D60: It is remarkable at long exposures. It's truly the first digital camera that could work for amateur astronomy photographers because it provides noiseless files even with up to 4-minute exposure.

This is what Chuck Westfall had to say about the 1D and long exposure shots, in an email he recently sent to me. "Canon Inc.'s response has not been publicly posted, but the bottom line is that the issue cannot be resolved via firmware. It is a by-product of the CCD design. Here is a translation of Canon Inc.'s statement:

The CCD used in the EOS-1D incorporates a simultaneous-retrieval multi-line system in order to achieve approximately eight frames per second in continuous shooting mode. Therefore, two exits are designed in the CCD, and also two amplifiers with two different circuits are applied to the inside. The electric charge, which is generated with the photodiode (Photo detector) in the CCD, is transferred vertically and horizontally in a bucket brigade way, and composes an external output of picture signal by converting it into voltage with the amplifier near the exit.
The generated electric charge includes the noise components of both the signal data, which is proportional to the incident light, and the dark current, which is produced by the photodiode itself. It is known that the longer the exposure is, and the higher the environmental temperature gets, the larger the noise component with the dark current becomes.

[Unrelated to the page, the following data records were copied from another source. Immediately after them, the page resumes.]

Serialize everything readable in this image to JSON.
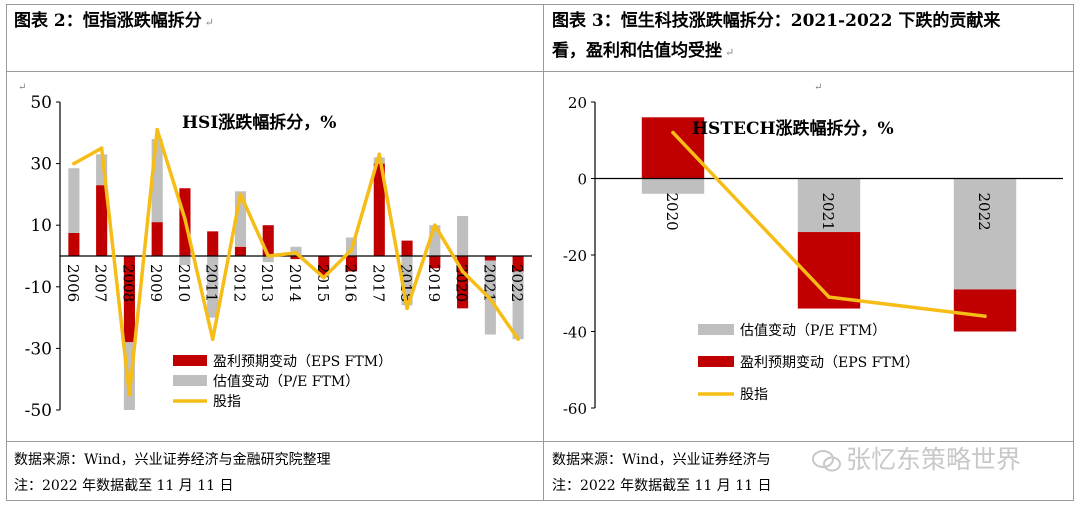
{
  "left_panel": {
    "title": "图表 2：恒指涨跌幅拆分",
    "source": "数据来源：Wind，兴业证券经济与金融研究院整理",
    "note": "注：2022 年数据截至 11 月 11 日"
  },
  "right_panel": {
    "title_line1": "图表 3：恒生科技涨跌幅拆分：2021-2022 下跌的贡献来",
    "title_line2": "看，盈利和估值均受挫",
    "source": "数据来源：Wind，兴业证券经济与",
    "note": "注：2022 年数据截至 11 月 11 日"
  },
  "watermark": "张忆东策略世界",
  "colors": {
    "eps": "#c00000",
    "pe": "#bfbfbf",
    "index": "#f6bd16"
  },
  "chart_data": [
    {
      "type": "bar",
      "stacked": true,
      "title": "HSI涨跌幅拆分，%",
      "categories": [
        "2006",
        "2007",
        "2008",
        "2009",
        "2010",
        "2011",
        "2012",
        "2013",
        "2014",
        "2015",
        "2016",
        "2017",
        "2018",
        "2019",
        "2020",
        "2021",
        "2022"
      ],
      "series": [
        {
          "name": "盈利预期变动（EPS FTM）",
          "kind": "bar",
          "values": [
            7.5,
            23,
            -28,
            11,
            22,
            8,
            3,
            10,
            -1,
            -6,
            -5,
            30,
            5,
            -4,
            -17,
            -1.5,
            -5
          ]
        },
        {
          "name": "估值变动（P/E FTM）",
          "kind": "bar",
          "values": [
            21,
            10,
            -22,
            27,
            -3,
            -20,
            18,
            -2,
            3,
            -1,
            6,
            2,
            -16,
            10,
            13,
            -24,
            -22
          ]
        },
        {
          "name": "股指",
          "kind": "line",
          "values": [
            30,
            35,
            -45,
            41,
            12,
            -27,
            20,
            0,
            1,
            -7,
            2,
            33,
            -17,
            10,
            -5,
            -14,
            -27
          ]
        }
      ],
      "yticks": [
        "50",
        "30",
        "10",
        "-10",
        "-30",
        "-50"
      ],
      "ylim": [
        -50,
        50
      ],
      "legend": "bottom-center"
    },
    {
      "type": "bar",
      "stacked": true,
      "title": "HSTECH涨跌幅拆分，%",
      "categories": [
        "2020",
        "2021",
        "2022"
      ],
      "series": [
        {
          "name": "估值变动（P/E FTM）",
          "kind": "bar",
          "values": [
            -4,
            -14,
            -29
          ]
        },
        {
          "name": "盈利预期变动（EPS FTM）",
          "kind": "bar",
          "values": [
            16,
            -20,
            -11
          ]
        },
        {
          "name": "股指",
          "kind": "line",
          "values": [
            12,
            -31,
            -36
          ]
        }
      ],
      "yticks": [
        "20",
        "0",
        "-20",
        "-40",
        "-60"
      ],
      "ylim": [
        -60,
        20
      ],
      "legend": "bottom-center"
    }
  ]
}
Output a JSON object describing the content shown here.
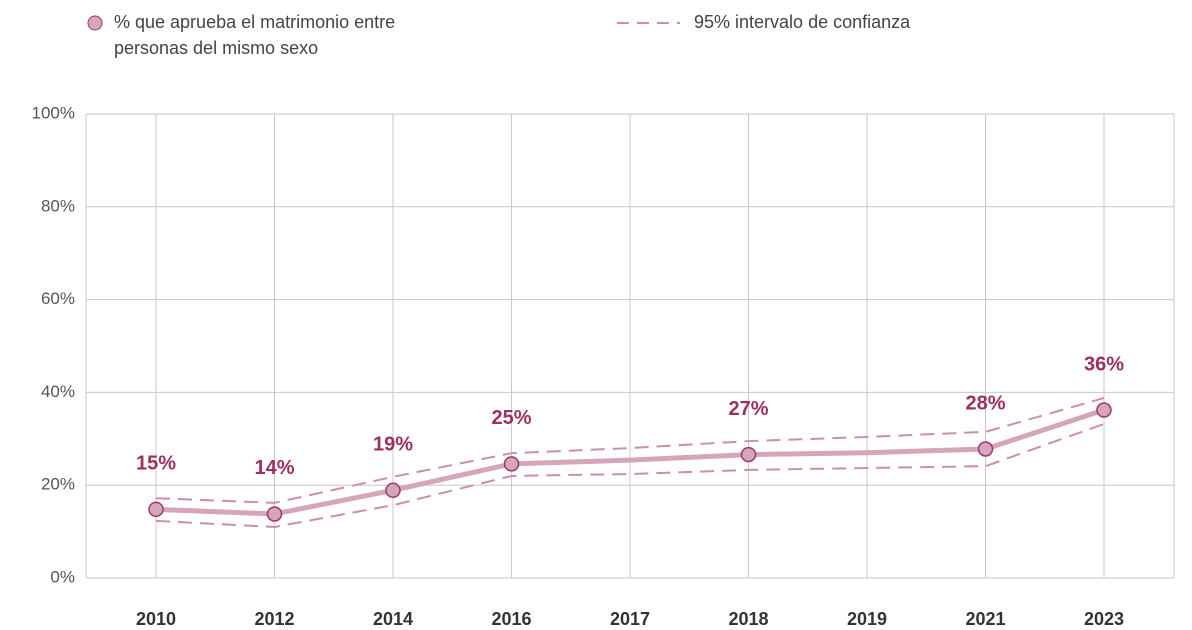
{
  "chart_data": {
    "type": "line",
    "categories": [
      "2010",
      "2012",
      "2014",
      "2016",
      "2017",
      "2018",
      "2019",
      "2021",
      "2023"
    ],
    "series": [
      {
        "name": "% que aprueba el matrimonio entre personas del mismo sexo",
        "color": "#d4a5bb",
        "marker_color": "#9e3864",
        "values": [
          14.8,
          13.8,
          18.9,
          24.6,
          25.4,
          26.6,
          27.0,
          27.8,
          36.2
        ],
        "value_labels": [
          "15%",
          "14%",
          "19%",
          "25%",
          null,
          "27%",
          null,
          "28%",
          "36%"
        ]
      }
    ],
    "confidence_interval": {
      "name": "95% intervalo de confianza",
      "color": "#c98fab",
      "upper": [
        17.2,
        16.2,
        21.8,
        26.9,
        28.0,
        29.5,
        30.4,
        31.5,
        38.8
      ],
      "lower": [
        12.3,
        11.0,
        15.7,
        22.0,
        22.4,
        23.3,
        23.7,
        24.1,
        33.2
      ]
    },
    "label_color": "#9e3060",
    "ylim": [
      0,
      100
    ],
    "yticks": [
      {
        "value": 0,
        "label": "0%"
      },
      {
        "value": 20,
        "label": "20%"
      },
      {
        "value": 40,
        "label": "40%"
      },
      {
        "value": 60,
        "label": "60%"
      },
      {
        "value": 80,
        "label": "80%"
      },
      {
        "value": 100,
        "label": "100%"
      }
    ],
    "grid": true
  }
}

The magenta-colored noise, which appears on both upper corners of the frame in images taken at slow shutter speeds, is due to the fact that heat caused by the amplifiers, which are positioned close to the sections of the CCD where the picture signal is read out, is higher than in other parts of the CCD. As result, the dark current, which occurs at the photodiode near the amplifier, is also increased. This phenomenon can be seen in other digital cameras as well, however, in case of slow shutter speed photography, we recommend you not to use the camera continuously, but turn it on just before taking pictures."

He also wrote that, the D60 does not have the same issue for several reasons; mainly the signal amplification and readout method are totally different with a CMOS chip compared to a CCD.
We should not expect anything better from the EOS-1D. It is not a matter of money; it is a matter of design priorities. The overriding design priorities on the 1D were maximum performance at shooting speeds up to 8 fps, together with unsurpassed weather resistance and customization (white balance, color space, custom tone curves, variable JPEG compression, etc.).
When judged on these merits, it succeeds magnificently. The fact that it may not perform as well as some digital SLRs for time exposures longer than 30 seconds is simply a fact of life that can be overcome by using other cameras more suited to this task, such as the EOS D60.

In my opinion, as much as we would all like to have a single camera that surpasses the performance of all others in every respect that has not happened just yet.



Here are some questions you should ask yourself before going the 1D route:

Do you need clean high ISO images?
Do you need 8 frames per second?
Do you shoot sports or any type of action including wildlife?
Do you need a strong and sealed body?
Do you need spot metering?
Do you need AF working with lenses + extenders with max aperture of f/8?

Here are some questions you should ask yourself before deciding on the D60:

How often do you shoot with long exposures?
Do you often use ISO 100?
Do you need 11x17in prints without any interpolation?
Does price plays a role on your purchase decision?
Is resolution more important than frames per second?


Overall, it's clear that Canon released two different cameras for different photography needs. Photojournalists and sport shooters should embrace the 1D and now have the first viable alternative to film in their hands. With the introduction of the 6.3 MP D60, studio photographers now can print up to 11x17in without interpolating their files. Both cameras are great choices. The ultimate decision is yours and I recommend evaluating your anticipated needs carefully before choosing one over the other. Happy Shooting!